Advanced Lua

Advanced Lua

If you haven't read the Lua and formulas page, it is strongly recommended to do so first.

In addition to the creation of theories, and subsequently testing provability and satisfiability, the Lua interface provides a set of additional capabilities, which will be addressed in this page.

Formula substitution

It is possible to create a formula template in Lua, and subsequently substitute parts of it with the desired values. To do this, create a formula using oops.Formula(formula). In this formula, it is possible to define variables using uppercase characters (A-Z). If no variables are defined, the return value of these will act exactly the same as if you typed it in directly as an argument to one of the theory methods.

Once a template formula is made, calling the substitute(formulaSubstitutions, agentSubsitutions), will substitite the given forumas and agents (in the format of {Variable1 = Value1[,  Variable2 = Value2]}, etc) and will return the new formula.

An example of this:

f = oops.Formula("#_I A"):substitute({A = "a"}, {I = "1"})

This will create a formula "#_I A" with the variables I and A, and subsequently substitutes these by replacing the formula A with a and the agent I with 1, resulting in the formula #_1 a.

Changing prover

Using a simple Lua function it is possible to change the current prover to another one at any time. To do so, just call oops.setProver(name), with the name of the new axiom system to use (i.e. oops.setProver("S5")). If desired it is possible to obtain a list of available provers using oops.getProvers(), this will return an array with all available provers.

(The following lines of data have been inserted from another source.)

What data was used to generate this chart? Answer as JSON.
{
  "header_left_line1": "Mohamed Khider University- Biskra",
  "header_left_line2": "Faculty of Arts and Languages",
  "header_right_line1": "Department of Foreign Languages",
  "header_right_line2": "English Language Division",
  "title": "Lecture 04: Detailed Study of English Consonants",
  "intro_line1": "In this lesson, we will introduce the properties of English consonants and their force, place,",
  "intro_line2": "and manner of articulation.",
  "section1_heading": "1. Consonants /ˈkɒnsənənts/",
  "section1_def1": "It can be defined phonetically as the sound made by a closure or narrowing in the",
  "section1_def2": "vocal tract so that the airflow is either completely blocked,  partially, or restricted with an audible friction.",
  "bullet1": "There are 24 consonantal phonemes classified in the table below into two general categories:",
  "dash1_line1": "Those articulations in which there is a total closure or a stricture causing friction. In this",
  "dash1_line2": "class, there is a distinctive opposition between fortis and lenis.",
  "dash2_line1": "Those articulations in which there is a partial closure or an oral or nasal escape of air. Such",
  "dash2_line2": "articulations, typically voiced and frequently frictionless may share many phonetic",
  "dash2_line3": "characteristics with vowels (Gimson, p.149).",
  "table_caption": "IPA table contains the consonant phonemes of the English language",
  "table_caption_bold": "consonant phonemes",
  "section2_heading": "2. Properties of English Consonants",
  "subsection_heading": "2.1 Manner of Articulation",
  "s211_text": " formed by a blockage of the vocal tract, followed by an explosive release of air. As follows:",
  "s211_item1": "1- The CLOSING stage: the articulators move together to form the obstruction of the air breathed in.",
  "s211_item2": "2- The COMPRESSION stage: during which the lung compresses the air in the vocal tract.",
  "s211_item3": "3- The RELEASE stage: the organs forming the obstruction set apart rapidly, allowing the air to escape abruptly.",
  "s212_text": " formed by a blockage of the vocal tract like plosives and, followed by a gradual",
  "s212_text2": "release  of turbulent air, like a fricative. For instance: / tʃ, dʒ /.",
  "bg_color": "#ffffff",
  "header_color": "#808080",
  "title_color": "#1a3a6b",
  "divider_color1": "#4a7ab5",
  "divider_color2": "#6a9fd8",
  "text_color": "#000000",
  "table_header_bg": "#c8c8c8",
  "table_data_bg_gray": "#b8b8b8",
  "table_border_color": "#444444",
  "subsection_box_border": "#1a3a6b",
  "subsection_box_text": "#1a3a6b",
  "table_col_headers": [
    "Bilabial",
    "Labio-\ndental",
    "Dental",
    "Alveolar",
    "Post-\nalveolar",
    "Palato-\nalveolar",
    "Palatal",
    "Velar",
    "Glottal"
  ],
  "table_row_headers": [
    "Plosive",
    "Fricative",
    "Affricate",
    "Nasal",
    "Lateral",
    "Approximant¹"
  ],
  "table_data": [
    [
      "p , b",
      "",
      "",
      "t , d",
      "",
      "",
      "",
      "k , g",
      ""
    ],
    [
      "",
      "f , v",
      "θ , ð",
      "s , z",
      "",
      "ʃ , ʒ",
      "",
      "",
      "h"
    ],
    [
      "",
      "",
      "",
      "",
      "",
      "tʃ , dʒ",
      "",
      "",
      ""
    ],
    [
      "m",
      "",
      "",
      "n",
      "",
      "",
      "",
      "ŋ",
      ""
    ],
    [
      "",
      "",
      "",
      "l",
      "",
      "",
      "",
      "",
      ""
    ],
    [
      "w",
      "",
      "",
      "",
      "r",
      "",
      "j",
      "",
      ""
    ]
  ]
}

An example of a way to display all provers in the console is shown below:

provers = oops.getProvers()

for k,v in pairs(provers) do
     print(v)
end

Attaching visualizers

It is sometimes more interesting to see why a formula can or cannot be proven, instead of just getting true or false as a response. Therefore, it is possible to attach visualizers to OOPS.

There are currently three visualizers available:

  • Tableau visualizer, which shows the final tableau that was generated by OOPS.
  • Tableau solving observer, which shows the solving steps (in the console) that were taking to generate the final tableau.
  • Kripke model visualizer, which shows a kripke model of a counter example. (NOTE: Since this shows a counter example, provable formulas will not show a model)

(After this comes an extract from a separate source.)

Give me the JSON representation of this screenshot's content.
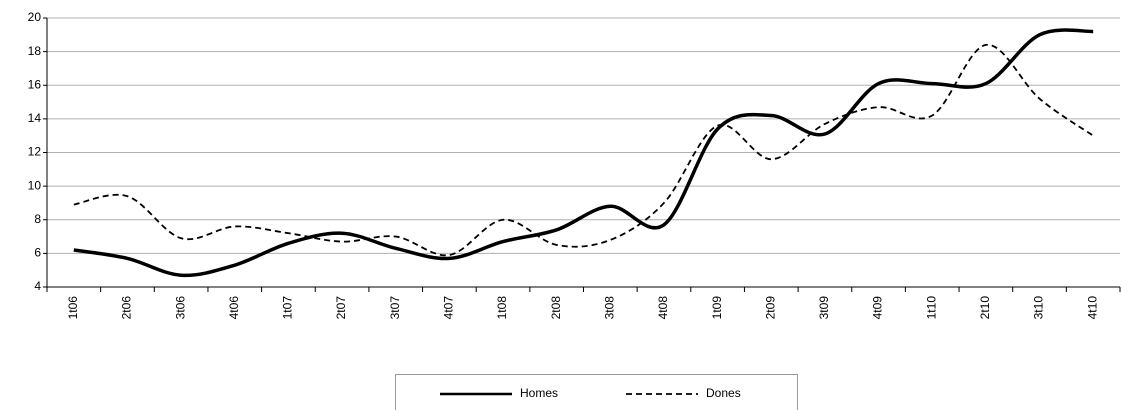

The tableau visualizer can be added very easily, simply add the following line in the editor, before any proving takes place: oops.attachTableauVisualizer(). Once this is done, any call to provable, satisfiable or consistent will bring up a new window showing the tableau that was generated.

Similarly, tableau solving observers can be added in the same fashion, simply call oops.attachTableauObserver() and all tableau steps will be shown in the console.

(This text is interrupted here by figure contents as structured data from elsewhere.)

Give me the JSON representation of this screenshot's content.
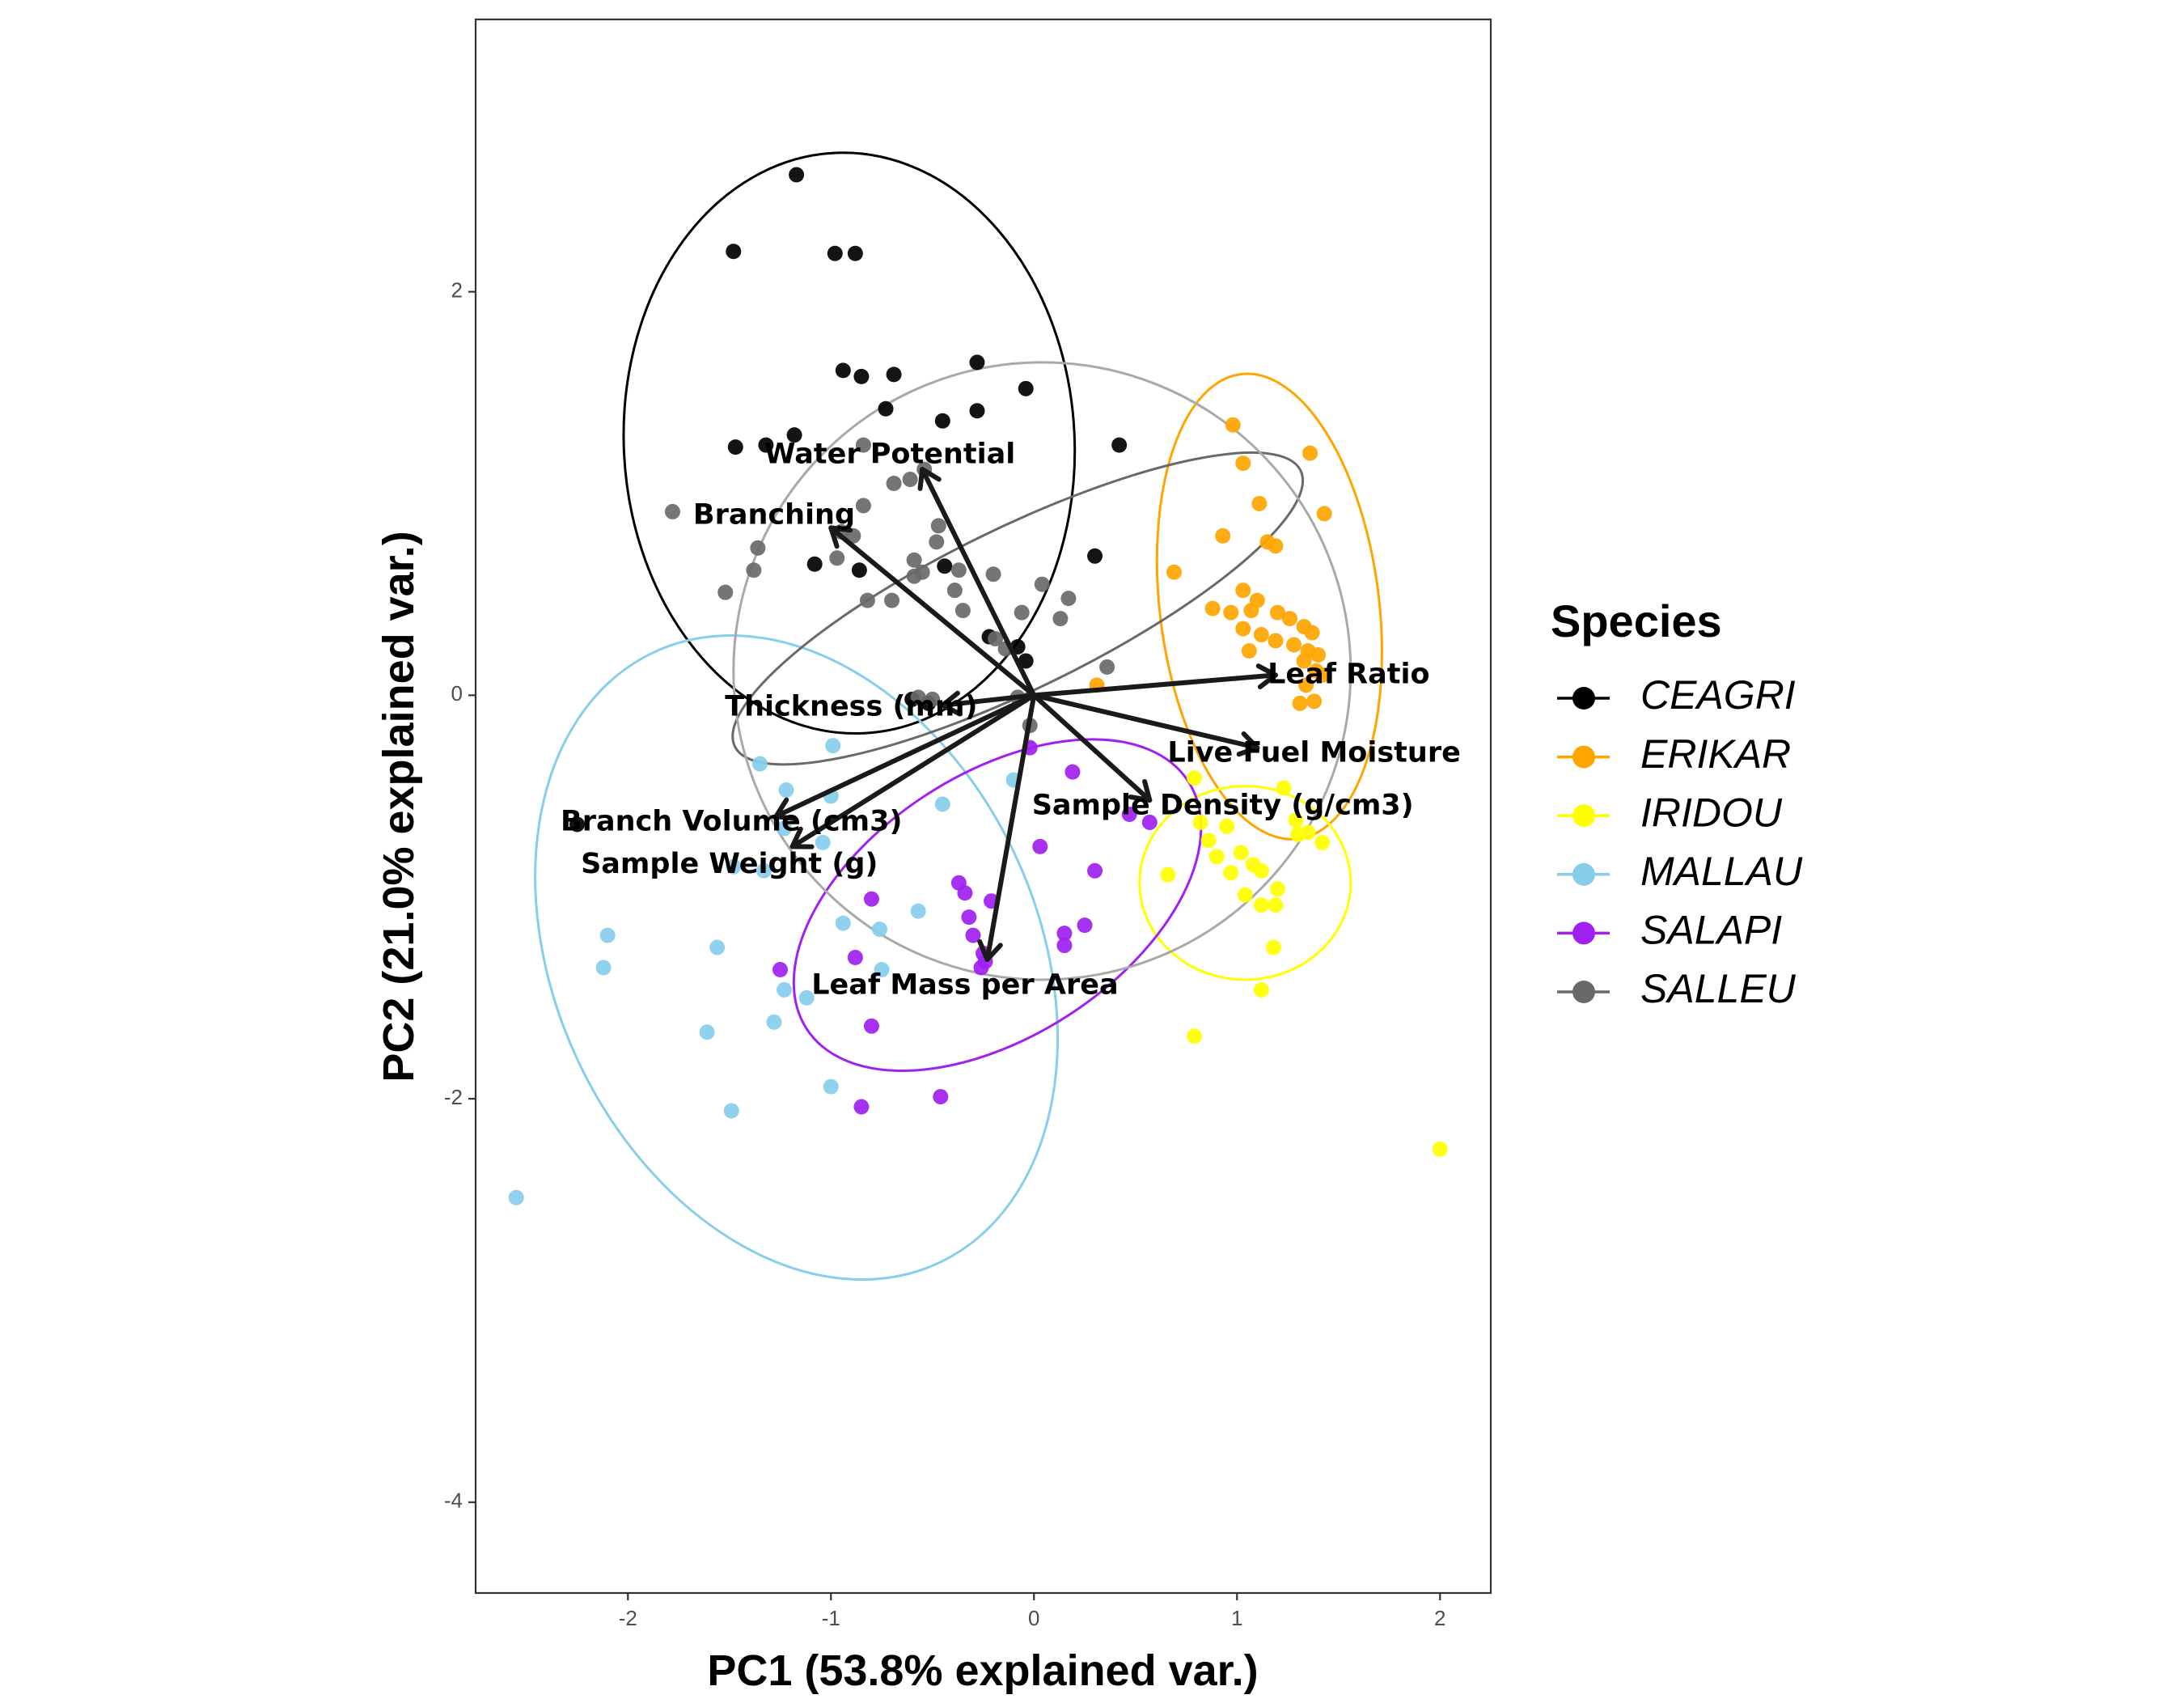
{
  "chart_data": {
    "type": "scatter",
    "subtype": "pca-biplot",
    "xlabel": "PC1 (53.8% explained var.)",
    "ylabel": "PC2 (21.0% explained var.)",
    "xlim": [
      -2.75,
      2.25
    ],
    "ylim": [
      -4.45,
      3.35
    ],
    "x_ticks": [
      -2,
      -1,
      0,
      1,
      2
    ],
    "y_ticks": [
      -4,
      -2,
      0,
      2
    ],
    "grid": false,
    "legend": {
      "title": "Species",
      "position": "right"
    },
    "series": [
      {
        "name": "CEAGRI",
        "color": "#000000",
        "stroke": "#000000",
        "points": [
          [
            -1.17,
            2.58
          ],
          [
            -1.48,
            2.2
          ],
          [
            -0.98,
            2.19
          ],
          [
            -0.88,
            2.19
          ],
          [
            -0.94,
            1.61
          ],
          [
            -0.85,
            1.58
          ],
          [
            -0.69,
            1.59
          ],
          [
            -0.28,
            1.65
          ],
          [
            -0.73,
            1.42
          ],
          [
            -0.45,
            1.36
          ],
          [
            -0.28,
            1.41
          ],
          [
            -0.04,
            1.52
          ],
          [
            -1.47,
            1.23
          ],
          [
            -1.32,
            1.24
          ],
          [
            -1.18,
            1.29
          ],
          [
            0.42,
            1.24
          ],
          [
            -1.08,
            0.65
          ],
          [
            -0.86,
            0.62
          ],
          [
            -0.44,
            0.64
          ],
          [
            0.3,
            0.69
          ],
          [
            -0.22,
            0.29
          ],
          [
            -0.08,
            0.24
          ],
          [
            -0.04,
            0.17
          ],
          [
            -0.6,
            -0.02
          ],
          [
            -0.52,
            -0.04
          ],
          [
            -2.25,
            -0.64
          ]
        ]
      },
      {
        "name": "ERIKAR",
        "color": "#FFA500",
        "stroke": "#FFA500",
        "points": [
          [
            0.98,
            1.34
          ],
          [
            1.03,
            1.15
          ],
          [
            1.36,
            1.2
          ],
          [
            1.11,
            0.95
          ],
          [
            0.93,
            0.79
          ],
          [
            1.15,
            0.76
          ],
          [
            1.19,
            0.74
          ],
          [
            1.43,
            0.9
          ],
          [
            0.69,
            0.61
          ],
          [
            1.03,
            0.52
          ],
          [
            1.1,
            0.47
          ],
          [
            1.07,
            0.42
          ],
          [
            0.88,
            0.43
          ],
          [
            0.97,
            0.41
          ],
          [
            1.2,
            0.41
          ],
          [
            1.26,
            0.38
          ],
          [
            1.33,
            0.34
          ],
          [
            1.37,
            0.31
          ],
          [
            1.03,
            0.33
          ],
          [
            1.28,
            0.25
          ],
          [
            1.35,
            0.22
          ],
          [
            1.06,
            0.22
          ],
          [
            1.12,
            0.3
          ],
          [
            1.19,
            0.27
          ],
          [
            1.4,
            0.2
          ],
          [
            1.33,
            0.17
          ],
          [
            1.39,
            0.12
          ],
          [
            1.34,
            0.05
          ],
          [
            1.42,
            0.1
          ],
          [
            1.38,
            -0.03
          ],
          [
            1.31,
            -0.04
          ],
          [
            0.31,
            0.05
          ]
        ]
      },
      {
        "name": "IRIDOU",
        "color": "#FFFF00",
        "stroke": "#FFFF00",
        "points": [
          [
            0.79,
            -0.41
          ],
          [
            0.82,
            -0.63
          ],
          [
            0.95,
            -0.65
          ],
          [
            1.23,
            -0.46
          ],
          [
            1.29,
            -0.62
          ],
          [
            1.35,
            -0.68
          ],
          [
            1.42,
            -0.73
          ],
          [
            0.86,
            -0.72
          ],
          [
            0.9,
            -0.8
          ],
          [
            1.02,
            -0.78
          ],
          [
            1.08,
            -0.84
          ],
          [
            0.97,
            -0.88
          ],
          [
            1.12,
            -0.87
          ],
          [
            1.2,
            -0.96
          ],
          [
            1.04,
            -0.99
          ],
          [
            0.66,
            -0.89
          ],
          [
            1.19,
            -1.04
          ],
          [
            1.12,
            -1.04
          ],
          [
            1.18,
            -1.25
          ],
          [
            1.12,
            -1.46
          ],
          [
            0.79,
            -1.69
          ],
          [
            2.0,
            -2.25
          ],
          [
            1.3,
            -0.69
          ]
        ]
      },
      {
        "name": "MALLAU",
        "color": "#87CEEB",
        "stroke": "#87CEEB",
        "points": [
          [
            -0.99,
            -0.25
          ],
          [
            -1.35,
            -0.34
          ],
          [
            -1.22,
            -0.47
          ],
          [
            -1.0,
            -0.5
          ],
          [
            -0.45,
            -0.54
          ],
          [
            -1.23,
            -0.66
          ],
          [
            -1.04,
            -0.73
          ],
          [
            -1.48,
            -0.85
          ],
          [
            -1.33,
            -0.87
          ],
          [
            -2.1,
            -1.19
          ],
          [
            -2.12,
            -1.35
          ],
          [
            -1.56,
            -1.25
          ],
          [
            -0.57,
            -1.07
          ],
          [
            -0.94,
            -1.13
          ],
          [
            -0.76,
            -1.16
          ],
          [
            -0.75,
            -1.36
          ],
          [
            -1.23,
            -1.46
          ],
          [
            -1.12,
            -1.5
          ],
          [
            -1.28,
            -1.62
          ],
          [
            -1.61,
            -1.67
          ],
          [
            -1.0,
            -1.94
          ],
          [
            -1.49,
            -2.06
          ],
          [
            -2.55,
            -2.49
          ],
          [
            -0.1,
            -0.42
          ]
        ]
      },
      {
        "name": "SALAPI",
        "color": "#A020F0",
        "stroke": "#A020F0",
        "points": [
          [
            -0.02,
            -0.26
          ],
          [
            0.19,
            -0.38
          ],
          [
            0.47,
            -0.59
          ],
          [
            0.57,
            -0.63
          ],
          [
            0.03,
            -0.75
          ],
          [
            0.3,
            -0.87
          ],
          [
            -0.37,
            -0.93
          ],
          [
            -0.34,
            -0.98
          ],
          [
            -0.8,
            -1.01
          ],
          [
            -0.21,
            -1.02
          ],
          [
            -0.32,
            -1.1
          ],
          [
            -0.3,
            -1.19
          ],
          [
            0.15,
            -1.18
          ],
          [
            0.25,
            -1.14
          ],
          [
            0.15,
            -1.24
          ],
          [
            -0.25,
            -1.28
          ],
          [
            -0.88,
            -1.3
          ],
          [
            -0.24,
            -1.32
          ],
          [
            -0.26,
            -1.35
          ],
          [
            -1.25,
            -1.36
          ],
          [
            -0.8,
            -1.64
          ],
          [
            -0.85,
            -2.04
          ],
          [
            -0.46,
            -1.99
          ]
        ]
      },
      {
        "name": "SALLEU",
        "color": "#696969",
        "stroke": "#696969",
        "points": [
          [
            -1.78,
            0.91
          ],
          [
            -0.84,
            1.24
          ],
          [
            -0.54,
            1.12
          ],
          [
            -0.69,
            1.05
          ],
          [
            -0.61,
            1.07
          ],
          [
            -0.84,
            0.94
          ],
          [
            -0.95,
            0.81
          ],
          [
            -0.47,
            0.84
          ],
          [
            -0.89,
            0.79
          ],
          [
            -0.48,
            0.76
          ],
          [
            -1.36,
            0.73
          ],
          [
            -1.38,
            0.62
          ],
          [
            -0.97,
            0.68
          ],
          [
            -0.59,
            0.67
          ],
          [
            -0.55,
            0.61
          ],
          [
            -0.59,
            0.59
          ],
          [
            -0.37,
            0.62
          ],
          [
            -0.2,
            0.6
          ],
          [
            -0.39,
            0.52
          ],
          [
            0.04,
            0.55
          ],
          [
            0.17,
            0.48
          ],
          [
            -0.82,
            0.47
          ],
          [
            -0.7,
            0.47
          ],
          [
            -0.06,
            0.41
          ],
          [
            -0.35,
            0.42
          ],
          [
            0.13,
            0.38
          ],
          [
            -1.52,
            0.51
          ],
          [
            -0.19,
            0.28
          ],
          [
            -0.14,
            0.23
          ],
          [
            0.36,
            0.14
          ],
          [
            -0.57,
            -0.01
          ],
          [
            -0.5,
            -0.02
          ],
          [
            -0.02,
            -0.15
          ],
          [
            -0.08,
            -0.01
          ]
        ]
      }
    ],
    "ellipses": [
      {
        "series": "CEAGRI",
        "center": [
          -0.91,
          1.25
        ],
        "rx": 1.11,
        "ry": 1.44,
        "angle_deg": -3
      },
      {
        "series": "ERIKAR",
        "center": [
          1.16,
          0.44
        ],
        "rx": 0.54,
        "ry": 1.16,
        "angle_deg": -7
      },
      {
        "series": "IRIDOU",
        "center": [
          1.04,
          -0.93
        ],
        "rx": 0.52,
        "ry": 0.48,
        "angle_deg": 0
      },
      {
        "series": "MALLAU",
        "center": [
          -1.17,
          -1.3
        ],
        "rx": 1.19,
        "ry": 1.67,
        "angle_deg": -25
      },
      {
        "series": "SALAPI",
        "center": [
          -0.18,
          -1.04
        ],
        "rx": 1.12,
        "ry": 0.65,
        "angle_deg": -33
      },
      {
        "series": "SALLEU",
        "center": [
          -0.08,
          0.43
        ],
        "rx": 1.55,
        "ry": 0.4,
        "angle_deg": -26
      },
      {
        "series": "SALLEU",
        "center": [
          0.04,
          0.12
        ],
        "rx": 1.52,
        "ry": 1.53,
        "angle_deg": 0,
        "color": "#A9A9A9"
      }
    ],
    "loadings": [
      {
        "label": "Water Potential",
        "x": -0.55,
        "y": 1.12,
        "label_x": -0.71,
        "label_y": 1.19,
        "anchor": "middle"
      },
      {
        "label": "Branching",
        "x": -1.0,
        "y": 0.83,
        "label_x": -1.28,
        "label_y": 0.89,
        "anchor": "middle"
      },
      {
        "label": "Thickness (mm)",
        "x": -0.45,
        "y": -0.05,
        "label_x": -0.9,
        "label_y": -0.06,
        "anchor": "middle"
      },
      {
        "label": "Branch Volume (cm3)",
        "x": -1.27,
        "y": -0.6,
        "label_x": -1.49,
        "label_y": -0.63,
        "anchor": "middle"
      },
      {
        "label": "Sample Weight (g)",
        "x": -1.19,
        "y": -0.75,
        "label_x": -1.5,
        "label_y": -0.84,
        "anchor": "middle"
      },
      {
        "label": "Leaf Ratio",
        "x": 1.19,
        "y": 0.1,
        "label_x": 1.55,
        "label_y": 0.1,
        "anchor": "middle"
      },
      {
        "label": "Live Fuel Moisture",
        "x": 1.1,
        "y": -0.26,
        "label_x": 1.38,
        "label_y": -0.29,
        "anchor": "middle"
      },
      {
        "label": "Sample Density (g/cm3)",
        "x": 0.57,
        "y": -0.52,
        "label_x": 0.93,
        "label_y": -0.55,
        "anchor": "middle"
      },
      {
        "label": "Leaf Mass per Area",
        "x": -0.23,
        "y": -1.31,
        "label_x": -0.34,
        "label_y": -1.44,
        "anchor": "middle"
      }
    ]
  }
}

Finally, adding kripke model visualization requires two steps, first the constructor must be attached, which is done by oops.attachModelConstructor(), and after using provable, satisfiable or consistent, the constructed model can be visualized by calling oops.showModel()

One important thing to remember is that these visualizers are attached to the current prover. Therefore, if the prover is changed (using oops.setProver), the visualizers will need to be attached again.